Speech recognition remains a challenging problem in AI and machine learning. In one step to solve it, OpenAI Today open source Whisper, an automatic speech recognition system that the company says enables “robust” transcription in multiple languages, as well as translation from those languages into English.
Numerous organizations have developed highly capable speech recognition systems, which are at the heart of software and services from tech giants like Google, Amazon and Meta. But what makes Whisper different, according to OpenAI, is that it has been trained on 680,000 hours of multilingual and “multitask” data collected from the Internet, which has led to better recognition of unique accents, background noise, and technical jargon.
“The primary intended users of [the Whisper] models are AI researchers who study the robustness, generalization, capabilities, biases and limitations of the current model. However, Whisper is also potentially very useful as an automatic speech recognition solution for developers, especially for English speech recognition,” OpenAI wrote in the GitHub repo for Whisper, from which different versions of the system can be downloaded. “[The models] display strong ASR results in ~10 languages. They may exhibit additional capabilities…if tailored for certain tasks such as voice activity detection, speaker classification, or speaker diarization, but have not been robustly evaluated in this area.”
Whisper has its limitations, especially when it comes to text prediction. Because the system is trained on a large amount of “noisy” data, OpenAI warns that Whisper may include words in its transcripts that weren’t actually spoken — possibly because it’s both trying to predict the next word in audio and trying to transcribe the audio itself.
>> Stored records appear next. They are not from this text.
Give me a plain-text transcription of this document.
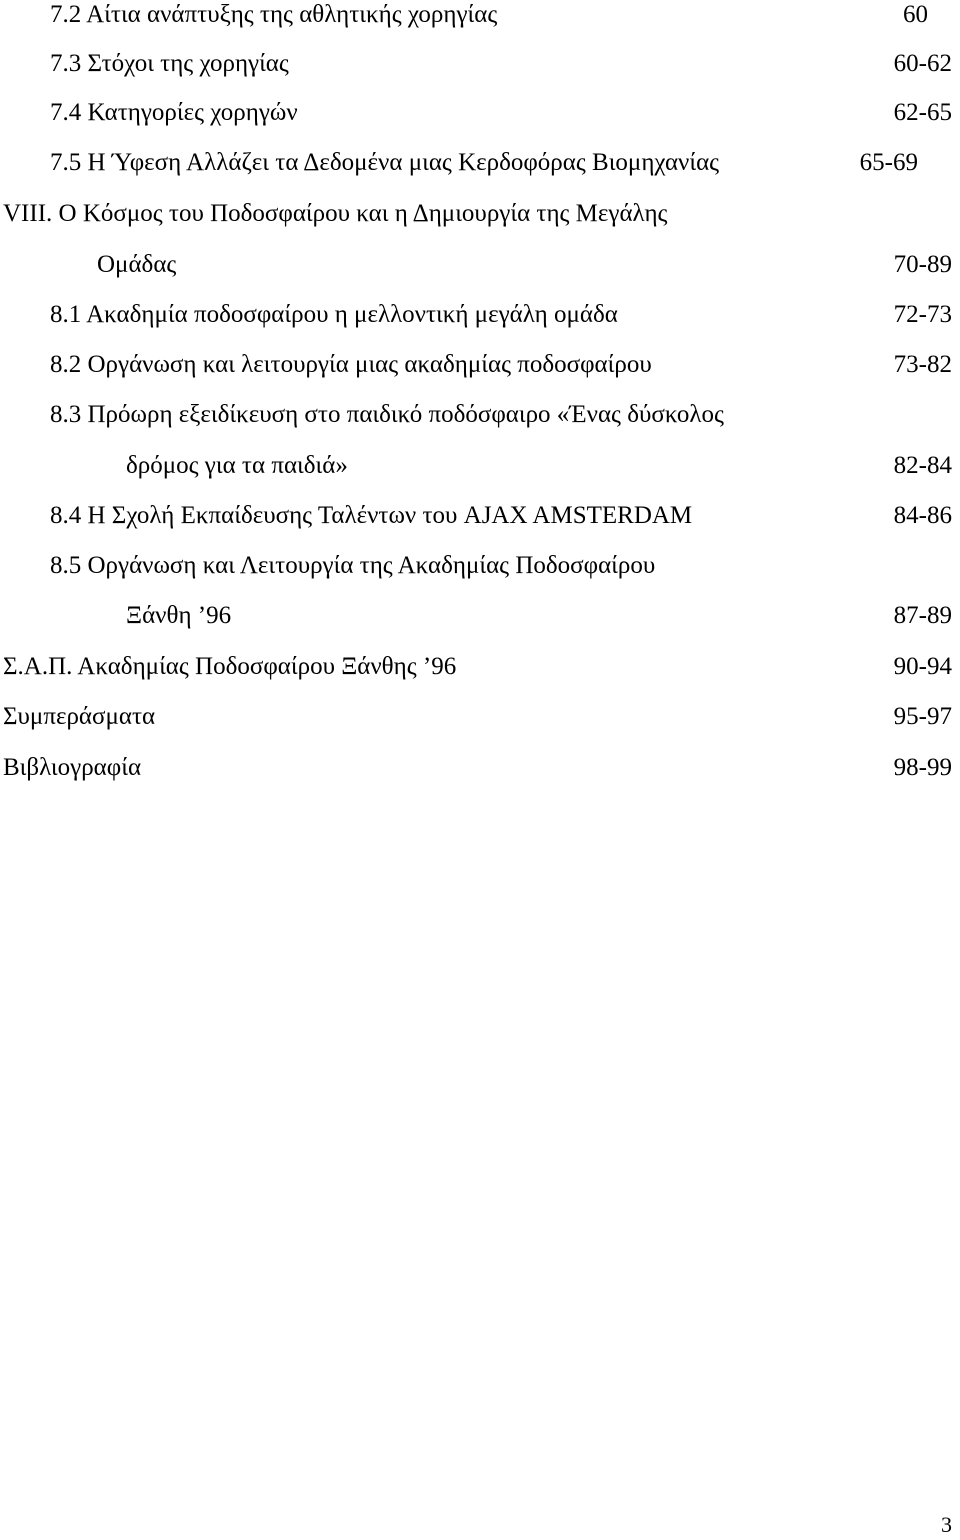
7.2 Αίτια ανάπτυξης της αθλητικής χορηγίας	60
7.3 Στόχοι της χορηγίας	60-62
7.4 Κατηγορίες χορηγών	62-65
7.5 Η Ύφεση Αλλάζει τα Δεδομένα μιας Κερδοφόρας Βιομηχανίας	65-69
VIII. Ο Κόσμος του Ποδοσφαίρου και η Δημιουργία της Μεγάλης
Ομάδας	70-89
8.1 Ακαδημία ποδοσφαίρου η μελλοντική μεγάλη ομάδα	72-73
8.2 Οργάνωση και λειτουργία μιας ακαδημίας ποδοσφαίρου	73-82
8.3 Πρόωρη εξειδίκευση στο παιδικό ποδόσφαιρο «Ένας δύσκολος
δρόμος για τα παιδιά»	82-84
8.4 Η Σχολή Εκπαίδευσης Ταλέντων του AJAX AMSTERDAM	84-86
8.5 Οργάνωση και Λειτουργία της Ακαδημίας Ποδοσφαίρου
Ξάνθη ’96	87-89
Σ.Α.Π. Ακαδημίας Ποδοσφαίρου Ξάνθης ’96	90-94
Συμπεράσματα	95-97
Βιβλιογραφία	98-99
3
In addition, Whisper does not perform equally well in all languages, with a higher error rate when it comes to speakers of languages that are not well represented in the training data.
Despite all this, OpenAI sees Whisper’s transcription capabilities being used to improve existing accessibility tools.
“While Whisper models cannot be used directly for real-time transcription, their speed and size suggest that others may be able to build applications on top of them that enable near-real-time speech recognition and translation,” the company said. continues on GitHub. “The real value of useful applications built on top of Whisper models suggests that the disparate performance of these models could have real economic implications… [W]I hope that the technology will be put to good use in the first place, because making automatic speech recognition technology more accessible could allow more actors to build capable surveillance technologies or scale existing surveillance efforts, as the speed and accuracy of affordable automatic transcription and enable high-volume translation of audio communications.”
The release of Whisper is not necessarily indicative of OpenAI’s future plans. While the company is increasingly focusing on commercial endeavors such as DALL-E 2 and GPT-3, the company pursues several purely theoretical lines of research, including AI systems that learn by watching videos.